Paradoxically, the reader does not need to know anything about the basic laws of physics in order to follow the logical progression of ideas that constitutes the narrative of What Einstein Didn’t Know About Time. So, there is no reason why an inquisitive individual should waste valuable time attempting to make sense out of what, more often than not, amounts to sensationalised science fiction when he/she can leisurely read about more plausible versions of reality that are based on proven unambiguous scientific facts. To make matters even simpler, many helpful illustrations are contained within the revelatory text; thus the prospective reader can rest assured that no prior knowledge with regards to the laws of motion or the nature of space and time is required in order to read and understand this fact packed informative book.

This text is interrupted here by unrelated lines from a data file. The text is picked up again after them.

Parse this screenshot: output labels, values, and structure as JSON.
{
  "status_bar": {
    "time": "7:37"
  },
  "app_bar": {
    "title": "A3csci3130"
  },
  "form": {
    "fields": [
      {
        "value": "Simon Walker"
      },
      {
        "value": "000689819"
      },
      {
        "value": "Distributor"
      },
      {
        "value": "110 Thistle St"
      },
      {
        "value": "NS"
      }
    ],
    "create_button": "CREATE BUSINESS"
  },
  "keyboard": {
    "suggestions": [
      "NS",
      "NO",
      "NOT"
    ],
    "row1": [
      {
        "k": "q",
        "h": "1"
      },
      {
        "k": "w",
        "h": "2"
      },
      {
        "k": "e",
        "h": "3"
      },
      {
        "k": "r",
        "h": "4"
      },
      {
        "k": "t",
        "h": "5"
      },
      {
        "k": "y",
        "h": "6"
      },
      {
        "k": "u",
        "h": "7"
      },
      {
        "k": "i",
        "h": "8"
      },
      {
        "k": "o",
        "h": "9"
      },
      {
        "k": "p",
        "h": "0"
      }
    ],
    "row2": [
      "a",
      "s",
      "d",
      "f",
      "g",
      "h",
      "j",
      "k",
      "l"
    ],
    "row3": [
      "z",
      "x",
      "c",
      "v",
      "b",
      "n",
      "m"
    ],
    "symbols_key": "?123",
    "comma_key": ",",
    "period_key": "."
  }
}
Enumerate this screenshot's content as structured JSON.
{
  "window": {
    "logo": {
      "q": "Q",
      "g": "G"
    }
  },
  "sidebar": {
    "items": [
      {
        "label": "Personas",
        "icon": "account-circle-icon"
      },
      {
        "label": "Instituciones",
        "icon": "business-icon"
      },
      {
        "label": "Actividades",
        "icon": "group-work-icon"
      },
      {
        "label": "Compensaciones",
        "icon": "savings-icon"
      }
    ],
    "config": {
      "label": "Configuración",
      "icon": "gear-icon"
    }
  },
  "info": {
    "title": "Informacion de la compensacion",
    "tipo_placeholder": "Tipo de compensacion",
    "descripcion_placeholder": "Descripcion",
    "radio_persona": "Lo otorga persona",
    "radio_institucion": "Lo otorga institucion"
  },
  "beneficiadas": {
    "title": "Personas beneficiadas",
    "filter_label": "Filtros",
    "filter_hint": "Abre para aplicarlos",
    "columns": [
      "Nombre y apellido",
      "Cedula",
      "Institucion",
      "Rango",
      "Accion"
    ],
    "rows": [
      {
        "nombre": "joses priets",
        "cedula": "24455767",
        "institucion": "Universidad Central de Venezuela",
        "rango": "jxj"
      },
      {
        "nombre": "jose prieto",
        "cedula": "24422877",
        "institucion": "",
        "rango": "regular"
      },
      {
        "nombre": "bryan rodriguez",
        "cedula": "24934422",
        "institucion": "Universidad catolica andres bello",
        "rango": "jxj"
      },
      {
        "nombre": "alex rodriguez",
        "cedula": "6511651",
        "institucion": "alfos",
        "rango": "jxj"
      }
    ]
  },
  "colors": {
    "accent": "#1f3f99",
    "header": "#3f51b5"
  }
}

Therefore, on no account should What Einstein Didn’t Know About Time be regarded as just another invaluable guide to the fascinating subject of physical science. Instead, this unique book should be likened to intriguing food for thought because the contents are just as explosive as were those that were eloquently articulated almost four hundred years ago by Galileo in his controversial book that dared to challenge the authorised theory of planetary motion, which had been based on the hypothetical existence of a geocentric universe. The reason why the contents can justifiably be deemed to be controversial is because, in a balanced Galilean manner, the author presents an abundance of scientific evidence that he has been gleaned from the painstaking research of many qualified experimental physicists that undermines the extraordinary theories that were proposed by Einstein, and thus he is able to logically demonstrate that there are rational alternative explanations for each of the numerous anomalous experimental results that Einstein attempted to explain.

Never Mind the Quality, Just Check Out the Width!

Scientists have recently discovered that the core of Einstein’s brain was somewhat overdeveloped and that it lacked the central groove, which is usually present, and this had resulted in the cerebral cortex being 15% wider than that of the average human brain. They also allege that his general theory of relativity probably represents the most important development that has ever resulted from a modern-day mathematically defensible abstract train of thought. However, if the size and shape of the human brain is such a reliable guide to the intellectual prowess of its owner, then why is the author of 'What Einstein Didn’t Know About Time' able to provide an abundance of compelling evidence that validates arguments that are habitually advanced by many distinguished experimental physicists who reject the illogical paradoxes that are implicit in Einstein’s theories? The author certainly cites plenty of proven scientific facts that reinforce his assertion that many of Einstein’s adventurous assertions are invalid. Consequently, he cordially invites the reader to impartially consider the evidence and then judge for him/herself whether Einstein really did possess the brain of a gifted genius, or whether the recently discovered physical deformities had rendered his mind more aberrant than the millions of minds that reside within more cautious brains, the volumes of which are contained within dimensions that are deemed to be relatively normal.